Foi nosso último encontro. Estávamos na fazenda e fazia um belo dia de outono, quando perguntei: “Mãe, posso fazer uma foto sua?” Ela usava um vestido estampado bem de camponesa mesmo. Olhei para o resto do figurino e pensei em oferecer trocar os meus brincos de brilhantes em formato de pera pelos seus, em ouro amarelo – só para aquele instante.
Pensei rápido e, antes que o fizesse, achei que soaria falso naquela situação. Desisti. Não combinava. Acho também que tive receio de minha mãe se apaixonar pelos meus brincos e eu ter que presenteá-la. Fiquei um pouco envergonhada, de mim pra mim. Pensei, quantas cabeças de gado valeriam aquelas pedras? Gado é uma moeda frequente na cabeça de meu pai, que não estava por perto – éramos só nós duas.
E voltei toda a intenção para a foto. Em dois ou três segundos concluí que, de alguma maneira, tudo ali ficava bem entre si. A beleza da natureza ao redor contribuía muito. Talvez até pela falta de harmonia. Pela simplicidade, principalmente.
Seu cabelo também não estava bonito, quando sugeri: “Usa esse chapéu que está ao seu lado”. Ela teve dúvidas, perguntou se realmente seria preciso: “Já sei, meu cabelo está horrível”, disse. Minha mãe sempre colocava defeitos em si mesma achando que caberia aos outros desmenti-los e trocá-los por elogios. E quando isso acontecia, ela ficava muito feliz. Elogio e água sempre tiveram mais ou menos a mesma importância em sua vida. Era quase uma razão de sobrevivência. Depois de dar atenção a tantos detalhes, talvez desnecessários, fiz as fotos. Quando as olhamos na tela da câmera, rimos muito.
Chegou a hora de voltar para a cidade e, ao nos despedirmos, com a espontaneidade que tinha para pedir qualquer coisa a qualquer um, ela disse: “Manda logo o meu retrato”. No avião, reparei em cada particularidade daquelas fotos e descobri numa pessoa que eu conhecia tanto, um olhar tão enigmático, tão indefinido, tão indecifrável…que me lembrei da Mona Lisa. Nessa hora, vieram a mim pensamentos sobrenaturais: como é que Leonardo da Vinci capturou o olhar de minha mãe para aquele quadro sem nunca tê-la visto?

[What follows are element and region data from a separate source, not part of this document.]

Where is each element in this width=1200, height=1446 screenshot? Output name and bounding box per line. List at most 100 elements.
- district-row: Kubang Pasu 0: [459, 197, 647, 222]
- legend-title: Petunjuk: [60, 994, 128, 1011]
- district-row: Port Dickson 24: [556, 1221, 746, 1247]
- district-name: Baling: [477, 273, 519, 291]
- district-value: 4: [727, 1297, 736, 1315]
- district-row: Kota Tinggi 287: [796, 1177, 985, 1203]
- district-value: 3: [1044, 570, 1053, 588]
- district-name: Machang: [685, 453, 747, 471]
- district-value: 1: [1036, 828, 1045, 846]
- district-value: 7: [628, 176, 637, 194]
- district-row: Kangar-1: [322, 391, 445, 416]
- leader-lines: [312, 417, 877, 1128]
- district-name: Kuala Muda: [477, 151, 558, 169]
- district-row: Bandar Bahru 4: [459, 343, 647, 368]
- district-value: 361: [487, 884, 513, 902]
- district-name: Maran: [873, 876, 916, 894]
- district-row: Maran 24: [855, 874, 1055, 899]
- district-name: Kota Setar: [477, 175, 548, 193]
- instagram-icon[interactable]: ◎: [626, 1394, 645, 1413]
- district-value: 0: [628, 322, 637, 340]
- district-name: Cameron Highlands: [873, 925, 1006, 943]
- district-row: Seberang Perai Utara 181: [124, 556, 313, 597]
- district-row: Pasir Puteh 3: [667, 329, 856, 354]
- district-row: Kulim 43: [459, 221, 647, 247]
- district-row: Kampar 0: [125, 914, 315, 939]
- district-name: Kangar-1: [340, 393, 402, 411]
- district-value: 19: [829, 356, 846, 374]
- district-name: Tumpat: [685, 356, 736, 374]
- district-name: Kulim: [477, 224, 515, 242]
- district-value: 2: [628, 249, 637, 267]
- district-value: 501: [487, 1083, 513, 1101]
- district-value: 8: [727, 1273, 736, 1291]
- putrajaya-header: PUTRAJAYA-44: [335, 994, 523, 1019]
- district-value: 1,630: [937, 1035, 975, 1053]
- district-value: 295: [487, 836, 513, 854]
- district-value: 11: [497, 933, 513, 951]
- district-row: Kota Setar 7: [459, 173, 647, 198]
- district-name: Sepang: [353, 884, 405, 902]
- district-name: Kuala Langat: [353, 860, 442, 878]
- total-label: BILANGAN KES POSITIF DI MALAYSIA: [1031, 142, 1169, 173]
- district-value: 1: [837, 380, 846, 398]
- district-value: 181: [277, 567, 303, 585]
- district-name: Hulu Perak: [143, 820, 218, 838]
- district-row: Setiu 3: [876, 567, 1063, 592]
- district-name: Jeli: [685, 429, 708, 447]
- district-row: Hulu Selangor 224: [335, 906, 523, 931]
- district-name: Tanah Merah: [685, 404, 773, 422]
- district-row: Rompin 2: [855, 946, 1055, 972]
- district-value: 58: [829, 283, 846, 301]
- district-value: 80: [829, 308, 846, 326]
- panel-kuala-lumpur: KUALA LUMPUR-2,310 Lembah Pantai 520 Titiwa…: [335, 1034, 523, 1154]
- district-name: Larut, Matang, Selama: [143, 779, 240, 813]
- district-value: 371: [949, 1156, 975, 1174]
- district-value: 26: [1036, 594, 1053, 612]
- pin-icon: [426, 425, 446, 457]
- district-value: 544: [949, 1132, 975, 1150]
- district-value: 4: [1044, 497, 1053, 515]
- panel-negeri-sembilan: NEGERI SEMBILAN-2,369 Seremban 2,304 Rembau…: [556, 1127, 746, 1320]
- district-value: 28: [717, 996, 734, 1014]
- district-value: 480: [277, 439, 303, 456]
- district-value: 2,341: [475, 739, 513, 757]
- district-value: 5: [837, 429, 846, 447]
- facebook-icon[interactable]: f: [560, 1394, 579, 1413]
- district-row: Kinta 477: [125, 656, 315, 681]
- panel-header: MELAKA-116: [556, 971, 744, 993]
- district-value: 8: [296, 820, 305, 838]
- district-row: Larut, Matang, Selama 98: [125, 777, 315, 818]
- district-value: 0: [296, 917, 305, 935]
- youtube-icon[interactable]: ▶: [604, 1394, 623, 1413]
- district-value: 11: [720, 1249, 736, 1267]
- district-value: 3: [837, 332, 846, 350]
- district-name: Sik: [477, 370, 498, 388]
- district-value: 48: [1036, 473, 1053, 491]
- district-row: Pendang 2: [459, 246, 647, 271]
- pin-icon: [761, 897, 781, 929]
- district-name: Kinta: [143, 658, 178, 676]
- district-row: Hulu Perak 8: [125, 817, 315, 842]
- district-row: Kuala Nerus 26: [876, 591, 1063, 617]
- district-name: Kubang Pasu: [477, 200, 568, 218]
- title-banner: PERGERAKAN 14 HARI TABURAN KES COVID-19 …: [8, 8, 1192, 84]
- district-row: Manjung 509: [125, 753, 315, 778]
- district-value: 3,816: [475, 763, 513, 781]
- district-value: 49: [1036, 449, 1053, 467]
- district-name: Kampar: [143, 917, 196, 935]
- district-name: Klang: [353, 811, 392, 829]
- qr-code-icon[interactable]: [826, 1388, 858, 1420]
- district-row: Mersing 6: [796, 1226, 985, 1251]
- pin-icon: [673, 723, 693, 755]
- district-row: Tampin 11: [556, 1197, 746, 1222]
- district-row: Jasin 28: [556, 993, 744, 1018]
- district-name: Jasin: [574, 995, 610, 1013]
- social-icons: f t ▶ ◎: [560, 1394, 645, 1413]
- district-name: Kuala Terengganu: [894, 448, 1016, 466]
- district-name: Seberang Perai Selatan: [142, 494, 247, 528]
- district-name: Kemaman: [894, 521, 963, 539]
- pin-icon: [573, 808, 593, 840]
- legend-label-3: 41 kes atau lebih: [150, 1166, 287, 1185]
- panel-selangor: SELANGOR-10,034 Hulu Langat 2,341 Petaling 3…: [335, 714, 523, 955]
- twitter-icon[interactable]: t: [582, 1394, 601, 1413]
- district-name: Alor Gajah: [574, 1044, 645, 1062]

Me dei conta de que a cena no campo tinha sido daquelas que, ao acontecer, a gente não percebe sua importância, vai surgindo aos poucos e parece que se redimensionando. Como algo tão banal entre mãe e filha vai mudando assim? Cada vez que voltava à minha cabeça, parecia maior, ampliado. Ampliei também o tamanho das fotos, só não me dando conta de que a luz da manhã, registrada ali ao fundo, estava começando, e a vida terminando. Aliás, um dia daqueles, com tanta brisa, com tanta luminosidade, poderia prenunciar tudo, menos a morte. Mas era o que estava a caminho. Ou essa criatura temida e mal intencionada já estaria espreitando nosso momento tão particular? Quem sabe até rindo das nossas bobagens. Não, a morte não ri. Mas o que isso importa agora?
Quanto aos brincos, não os tenho mais – fui roubada!